Im Auftrag des deutschen Staates wacht die Bundesbank über den zweitgrößten Goldschatz der Welt: 3378 Tonnen (Stand 31.12.2016). Nach öffentlicher Kritik werden die lange zum größten Teil im Ausland gelagerten Barren seit einigen Jahren in heimische Tresore gebracht. Das Ziel, mindestens die Hälfte der deutschen Goldreserven im Inland aufzubewahren, war bereits Ende vergangenen Jahres mit 1619 Tonnen fast erreicht.

Die Deutsche Bundesbank in Zahlen

  • 1 Zentrale, 9 Hauptverwaltungen und 35 Filialen – die Bundesbank ist bundesweit präsent.
  • 399 Millionen Euro Gewinn überwies die Bundesbank für das Geschäftsjahr 2016 an den Bundesfinanzminister - so wenig wie seit 2004 nicht mehr.
  • 1619 Tonnen und damit fast die Hälfte der deutschen Goldreserven lagern inzwischen in Tresoren der Bundesbank in Frankfurt – Wert des gesamten Goldschatzes: rund 119,3 Milliarden Euro.

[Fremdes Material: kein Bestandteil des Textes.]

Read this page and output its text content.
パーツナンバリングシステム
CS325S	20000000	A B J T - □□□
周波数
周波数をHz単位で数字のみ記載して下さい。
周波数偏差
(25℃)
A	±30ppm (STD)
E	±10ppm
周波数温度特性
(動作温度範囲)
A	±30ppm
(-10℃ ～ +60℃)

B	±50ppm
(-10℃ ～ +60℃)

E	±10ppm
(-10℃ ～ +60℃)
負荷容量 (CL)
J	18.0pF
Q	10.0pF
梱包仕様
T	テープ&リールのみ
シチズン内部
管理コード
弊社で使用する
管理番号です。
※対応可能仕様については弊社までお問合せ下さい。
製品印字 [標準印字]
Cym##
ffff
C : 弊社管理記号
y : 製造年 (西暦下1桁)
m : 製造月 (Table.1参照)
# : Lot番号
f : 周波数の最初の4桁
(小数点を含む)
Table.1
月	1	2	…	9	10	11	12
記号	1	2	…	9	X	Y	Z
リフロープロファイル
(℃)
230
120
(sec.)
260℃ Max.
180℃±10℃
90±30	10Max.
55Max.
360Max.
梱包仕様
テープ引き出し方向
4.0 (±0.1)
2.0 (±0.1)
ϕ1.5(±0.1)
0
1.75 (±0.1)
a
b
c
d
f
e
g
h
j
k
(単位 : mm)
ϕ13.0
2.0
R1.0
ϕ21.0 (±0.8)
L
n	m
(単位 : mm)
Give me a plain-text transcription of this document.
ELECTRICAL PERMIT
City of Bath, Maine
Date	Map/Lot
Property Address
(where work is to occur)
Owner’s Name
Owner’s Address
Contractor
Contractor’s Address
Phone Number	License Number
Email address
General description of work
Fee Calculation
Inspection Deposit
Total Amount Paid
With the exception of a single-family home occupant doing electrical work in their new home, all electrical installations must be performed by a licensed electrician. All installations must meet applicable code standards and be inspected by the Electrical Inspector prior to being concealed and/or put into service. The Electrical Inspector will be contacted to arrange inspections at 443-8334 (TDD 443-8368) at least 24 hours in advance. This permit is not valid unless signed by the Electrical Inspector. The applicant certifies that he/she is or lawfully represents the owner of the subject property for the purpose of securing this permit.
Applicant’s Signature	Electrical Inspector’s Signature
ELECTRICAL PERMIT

  • 9775 Mitarbeiter beschäftigt die Bundesbank auf Vollzeitbasis umgerechnet – das sind mehr als ein Jahr zuvor (9636), aber weniger als im Jahr der Gründung 1957 (10 980) und deutlich weniger als zu Hochzeiten Anfang der 1990er Jahre (16 500).

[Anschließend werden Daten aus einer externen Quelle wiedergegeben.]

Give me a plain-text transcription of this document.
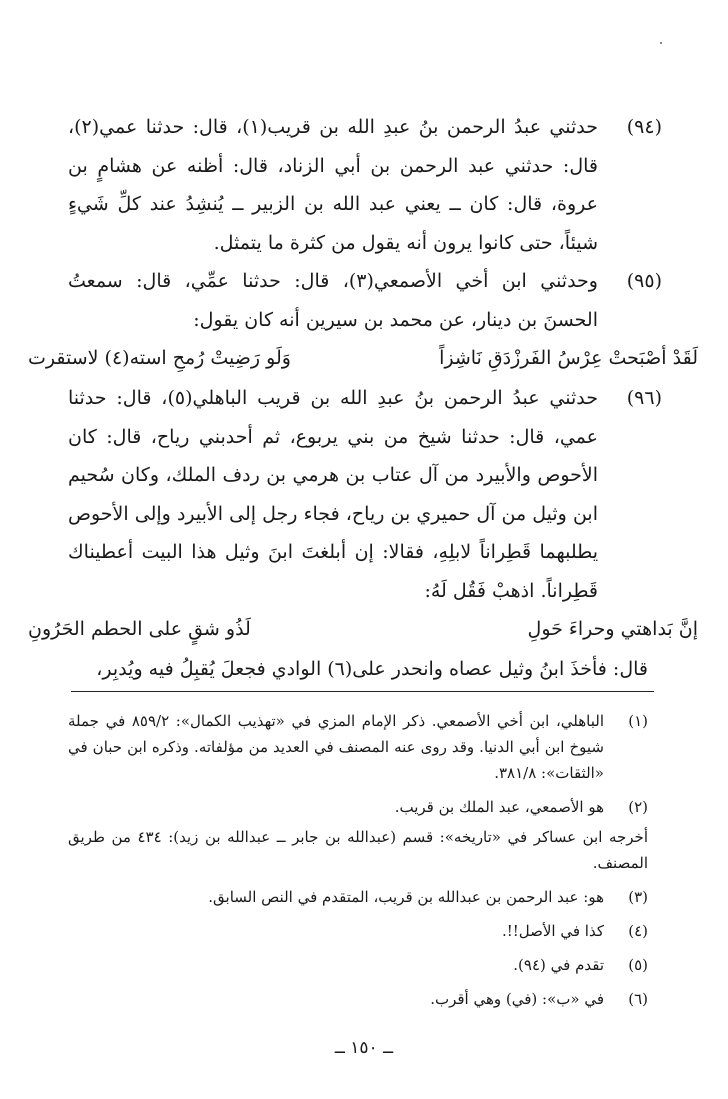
(٩٤)
حدثني عبدُ الرحمن بنُ عبدِ الله بن قريب(١)، قال: حدثنا عمي(٢)، قال: حدثني عبد الرحمن بن أبي الزناد، قال: أظنه عن هشامٍ بن عروة، قال: كان ــ يعني عبد الله بن الزبير ــ يُنشِدُ عند كلِّ شَيءٍ شيئاً، حتى كانوا يرون أنه يقول من كثرة ما يتمثل.
(٩٥)
وحدثني ابن أخي الأصمعي(٣)، قال: حدثنا عمِّي، قال: سمعتُ الحسنَ بن دينار، عن محمد بن سيرين أنه كان يقول:
لَقَدْ أصْبَحتْ عِرْسُ الفَرزْدَقِ نَاشِزاً
وَلَو رَضِيتْ رُمحِ استه(٤) لاستقرت
(٩٦)
حدثني عبدُ الرحمن بنُ عبدِ الله بن قريب الباهلي(٥)، قال: حدثنا عمي، قال: حدثنا شيخ من بني يربوع، ثم أحدبني رياح، قال: كان الأحوص والأبيرد من آل عتاب بن هرمي بن ردف الملك، وكان سُحيم ابن وثيل من آل حميري بن رياح، فجاء رجل إلى الأبيرد وإلى الأحوص يطلبهما قَطِراناً لابلِهِ، فقالا: إن أبلغتَ ابنَ وثيل هذا البيت أعطيناك قَطِراناً. اذهبْ فَقُل لَهُ:
إنَّ بَداهتي وحراءَ حَولِ
لَذُو شقٍ على الحطم الحَرُونِ
قال: فأخذَ ابنُ وثيل عصاه وانحدر على(٦) الوادي فجعلَ يُقبِلُ فيه ويُدبِر،
(١)
الباهلي، ابن أخي الأصمعي. ذكر الإمام المزي في «تهذيب الكمال»: ٨٥٩/٢ في جملة شيوخ ابن أبي الدنيا. وقد روى عنه المصنف في العديد من مؤلفاته. وذكره ابن حبان في «الثقات»: ٣٨١/٨.
(٢)
هو الأصمعي، عبد الملك بن قريب.
أخرجه ابن عساكر في «تاريخه»: قسم (عبدالله بن جابر ــ عبدالله بن زيد): ٤٣٤ من طريق المصنف.
(٣)
هو: عبد الرحمن بن عبدالله بن قريب، المتقدم في النص السابق.
(٤)
كذا في الأصل!!.
(٥)
تقدم في (٩٤).
(٦)
في «ب»: (في) وهي أقرب.
ــ ١٥٠ ــ
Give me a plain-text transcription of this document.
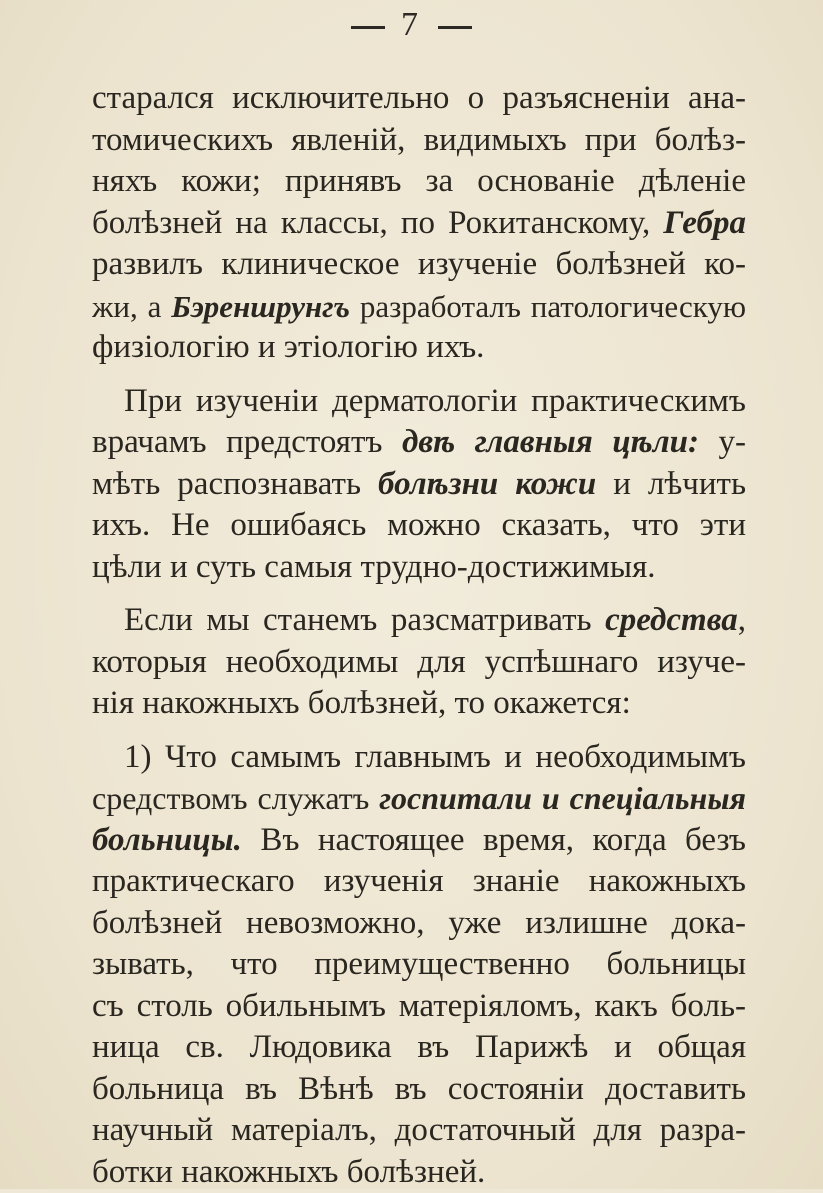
7
старался исключительно о разъясненіи ана-
томическихъ явленій, видимыхъ при болѣз-
няхъ кожи; принявъ за основаніе дѣленіе
болѣзней на классы, по Рокитанскому, Гебра
развилъ клиническое изученіе болѣзней ко-
жи, а Бэреншрунгъ разработалъ патологическую
физіологію и этіологію ихъ.
При изученіи дерматологіи практическимъ
врачамъ предстоятъ двѣ главныя цѣли: у-
мѣть распознавать болѣзни кожи и лѣчить
ихъ. Не ошибаясь можно сказать, что эти
цѣли и суть самыя трудно-достижимыя.
Если мы станемъ разсматривать средства,
которыя необходимы для успѣшнаго изуче-
нія накожныхъ болѣзней, то окажется:
1) Что самымъ главнымъ и необходимымъ
средствомъ служатъ госпитали и спеціальныя
больницы. Въ настоящее время, когда безъ
практическаго изученія знаніе накожныхъ
болѣзней невозможно, уже излишне дока-
зывать, что преимущественно больницы
съ столь обильнымъ матеріяломъ, какъ боль-
ница св. Людовика въ Парижѣ и общая
больница въ Вѣнѣ въ состояніи доставить
научный матеріалъ, достаточный для разра-
ботки накожныхъ болѣзней.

  • 39.800 Teilnehmer zählt die Notenbank bei 1900 Schulungen in Sachen Falschgelderkennung – vor allem Kassierer im Einzelhandel sollen Blüten dadurch künftig sicherer erkennen können.
  • 150.000 Fälschungen von Banknoten und Münzen begutachten die Experten der Notenbank im Nationalen Analysezentrum für Falschgeld und beschädigtes Bargeld in Mainz jährlich.
  • 5.974.933 Mal wurden im Jahr 2016 die Internetseiten der Bundesbank besucht.